Martinius and Paul, OK, I went and dug out my receipts... I bought my brake stuff from Engineered Components, INC. 860-872-7046, Engineered Components, Inc. - Your One Stop Brake Shop! I got the 67-72 Mustang dual Master Cylinder, (front disc/rear drum). Also got a 10 PSI Residual valve to install in the front brake line near the MC. The part nos are: EC-445 Mustang Master Cylinder $75.00, EC-655 10 PSI Residual Valve $25.00. I also bought the adapter for the dual MC, PN EC-420 $89.9. These are current prices, but if you wanna' go this route, I'd call and confirm these are all still the right part numbers. I expect that the Residual valve may be cheaper at a local parts store... Hope this is of some help. BTW, I have drum/drum. That's why the 10# residual valve for front. The MC has built-in residual for rear drum brakes as original on the Mustang. You can buy the "70 Mustang master cylinder. at local parts store for drum/disc, at about $35.00. I have since changed to front disc brakes, from our host, and removed the 10# residual valve for front brakes. The M.C. for Mustang has factory 2# residual built in!
Prop.valve & res.valves answers ! Bilbo , when i checked the site it seems that the partsnumbers are still the same. Thank you guys fore giving all the good information further.

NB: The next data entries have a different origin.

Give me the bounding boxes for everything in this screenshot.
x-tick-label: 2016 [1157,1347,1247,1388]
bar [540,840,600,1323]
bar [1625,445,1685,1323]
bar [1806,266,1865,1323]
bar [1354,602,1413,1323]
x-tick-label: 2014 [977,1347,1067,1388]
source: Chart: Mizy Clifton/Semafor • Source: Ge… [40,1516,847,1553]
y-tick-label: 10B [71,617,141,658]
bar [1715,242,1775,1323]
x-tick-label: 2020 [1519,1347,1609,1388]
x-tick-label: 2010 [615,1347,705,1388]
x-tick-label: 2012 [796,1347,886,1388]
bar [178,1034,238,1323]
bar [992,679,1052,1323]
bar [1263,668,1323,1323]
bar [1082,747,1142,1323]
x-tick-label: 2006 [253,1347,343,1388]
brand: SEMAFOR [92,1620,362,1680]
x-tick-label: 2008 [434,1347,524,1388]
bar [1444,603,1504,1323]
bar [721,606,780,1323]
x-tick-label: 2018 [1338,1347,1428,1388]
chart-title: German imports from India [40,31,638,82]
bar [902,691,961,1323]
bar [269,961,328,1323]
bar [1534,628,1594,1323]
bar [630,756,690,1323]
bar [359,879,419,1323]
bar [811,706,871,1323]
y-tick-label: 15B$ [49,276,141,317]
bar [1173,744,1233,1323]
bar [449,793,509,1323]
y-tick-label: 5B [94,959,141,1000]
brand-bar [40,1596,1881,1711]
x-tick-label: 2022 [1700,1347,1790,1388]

Paul i wait until you have been to the store buying the parts. Will right you a pm on the matter today. Martinius.
Me Two 6 lug 1959 I also purchase a kit from CCP and will be installing soon, This is needed? 10 and 2 lb Residual Brake Pressure Check Valve red and blue These Are required when the master Cylinder are mounted under the floor lower then the breaks, keeping the fluid constant. Also my stock rims will be modified to acept the large break cal. Great post, keep me motivated to move with mod
Hey Steve, what size rims are you using? Mine are the stock 16", and all it took to get them to work is a 1/4" spacer. No problems at all, now. (Thanks again, Bill!) That's probably a lot cheaper than modifying your rims. One way you could check is once you have your discs on, just put a small stack of washers that equal 1/4" on three of the lug studs, then put your wheel on and tighten it down. Spins? Golden! Good luck. This was a very simple upgrade!
Residual valves! Its maybe a dumb question but in what direction is the arrow pointing towards the callipper or towards the MC ? Martinius.